KORKEDTM PRO e BLUE: caratteristiche tecniche

Il tappo Pro, fabbricato per iniezione su stampo mono-cavità utilizzando polimeri ad alta densità per un risultato di 8 g complessivi, è dotato di una membrana di colore bianco a media permeabilità, che permette un moderato affinamento nel tempo, e viene utilizzato perlopiù per vini che, partendo da un discreto equilibrio, raggiungono comunque il loro apice gustativo dopo una corretta evoluzione in bottiglia. Il Blue, invece, contiene una membrana di colore blu a bassa permeabilità, che gli assicura un perfetto mantenimento anche sul lungo periodo; destinata a vini che per struttura, capacità di assorbimento di ossigeno ed esigenze di shelf life non necessitano di un particolare apporto di ossigeno, questa chiusura garantisce la protezione da fenomeni ossidativi ma, al contempo, previene anche il rischio di riduzione.

KorkedTM Spin: la gamma

KorkedTM Spin-: a bassa permeabilità, pari a un tappo in sughero monopezzo ad alta densità.
KorkedTM Spin: a media permeabilità, del tutto simile a un tappo in sughero monopezzo a media densità.
KorkedTM Spin+: ad alta permeabilità, alla stregua di un tappo in sughero monopezzo a bassa densità.
Il primo è stato pensato per vini che non necessitano di un particolare apporto di ossigeno: evitando fenomeni ossidativi e di riduzione, esso assicura il mantenimento del prodotto nel tempo. KorkedTM Spin è invece ideale per prodotti che partono da un discreto equilibrio ma necessitano, comunque, di un moderato affinamento, mentre il tappo più micropermeabile, KorkedTM Spin+, è utilizzato per vini, anche strutturati, che senza un adeguato affinamento in bottiglia non esprimerebbero le loro migliori caratteristiche.

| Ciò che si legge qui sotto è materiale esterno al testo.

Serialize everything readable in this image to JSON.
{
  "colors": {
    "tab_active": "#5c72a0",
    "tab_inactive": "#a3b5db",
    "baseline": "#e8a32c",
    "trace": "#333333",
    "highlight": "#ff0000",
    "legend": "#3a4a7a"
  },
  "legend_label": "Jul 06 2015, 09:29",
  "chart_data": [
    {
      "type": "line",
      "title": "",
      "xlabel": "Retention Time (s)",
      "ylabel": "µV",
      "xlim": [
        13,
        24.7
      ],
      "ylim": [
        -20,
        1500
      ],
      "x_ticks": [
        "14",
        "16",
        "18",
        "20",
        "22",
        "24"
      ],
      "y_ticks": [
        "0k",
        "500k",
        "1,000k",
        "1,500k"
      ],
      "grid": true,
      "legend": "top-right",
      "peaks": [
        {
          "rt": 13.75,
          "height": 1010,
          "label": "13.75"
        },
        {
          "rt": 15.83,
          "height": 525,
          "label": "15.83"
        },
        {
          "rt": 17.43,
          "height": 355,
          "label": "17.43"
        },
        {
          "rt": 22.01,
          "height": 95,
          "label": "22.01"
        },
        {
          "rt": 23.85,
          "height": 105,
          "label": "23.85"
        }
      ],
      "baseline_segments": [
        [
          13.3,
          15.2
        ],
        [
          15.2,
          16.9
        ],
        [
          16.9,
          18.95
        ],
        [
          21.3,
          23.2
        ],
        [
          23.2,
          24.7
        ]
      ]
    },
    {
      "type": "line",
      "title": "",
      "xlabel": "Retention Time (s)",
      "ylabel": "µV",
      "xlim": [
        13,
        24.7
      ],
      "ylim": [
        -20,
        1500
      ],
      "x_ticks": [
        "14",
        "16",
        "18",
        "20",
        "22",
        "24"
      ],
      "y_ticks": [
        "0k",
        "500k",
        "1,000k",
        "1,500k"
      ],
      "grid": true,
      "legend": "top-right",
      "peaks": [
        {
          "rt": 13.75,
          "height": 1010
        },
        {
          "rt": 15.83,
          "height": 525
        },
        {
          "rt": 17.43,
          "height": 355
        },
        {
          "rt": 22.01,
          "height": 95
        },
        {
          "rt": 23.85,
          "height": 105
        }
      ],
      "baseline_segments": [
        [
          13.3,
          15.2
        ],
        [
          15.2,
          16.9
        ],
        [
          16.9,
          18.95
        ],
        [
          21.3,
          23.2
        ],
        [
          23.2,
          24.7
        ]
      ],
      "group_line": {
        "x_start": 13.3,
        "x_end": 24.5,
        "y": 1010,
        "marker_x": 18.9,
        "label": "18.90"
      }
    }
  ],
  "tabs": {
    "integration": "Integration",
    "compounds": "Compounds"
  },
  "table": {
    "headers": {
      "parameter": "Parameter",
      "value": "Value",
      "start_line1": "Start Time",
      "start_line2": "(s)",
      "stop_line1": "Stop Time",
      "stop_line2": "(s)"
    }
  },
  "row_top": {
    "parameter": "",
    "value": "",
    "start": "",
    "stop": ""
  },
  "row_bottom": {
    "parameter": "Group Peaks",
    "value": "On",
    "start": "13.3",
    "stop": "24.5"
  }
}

Enobiotech, tutto per il vino

In Italia la commercializzazione dei tappi da vino Korked viene seguita e gestita da Enobiotech, gruppo di Montebello Vicentino nato nel 2011, facente capo a Esseco Group e oggi leader nell’applicazione delle biotecnologie al mondo del vino e dell’agroalimentare. Enobiotech produce enzimi per la chiarifica dei mosti e per la macerazione delle uve bianche, enzimi estrattivi per la macerazione delle uve rosse e altri enzimi con attività specifiche, tannini liquidi e granulari per la vinificazione, lieviti autoctoni e internazionali, bioregolatori, mannoproteine, polisaccaridi del lievito e frammenti legnosi. “Enobiotech – specifica Andrea Bontempo, direttore commerciale – è un’azienda che si occupa di seguire chi fa vino, producendo tutte le componenti necessarie al processo enologico. Attraverso le biotecnologie facciamo ricerca per l’enologia e, ad oggi, grazie al laboratorio dei lieviti di Italiana Biotecnologie – che lavora quasi esclusivamente per le aziende del gruppo – siamo l’unica realtà in Italia in grado di avere una ceppoteca propria e in grado di vendere una gamma di lieviti autoctoni. Siamo sicuramente all’avanguardia nel settore dell’enologia, e per questo al fianco di ogni cantina, ma ci teniamo a ricordare quanto anche il miglior vino, se tappato in modo scorretto, possa rovinarsi e far sì che venga vanificato tutto il lavoro compiuto in precedenza. Per questo, dopo averla conosciuta, l’azienda Korked è divenuta una nostra partner fondamentale: riteniamo che la tecnologia che ha applicato ai tappi sintetici e, soprattutto, a quelli a vite, sia a dir poco strepitosa!”.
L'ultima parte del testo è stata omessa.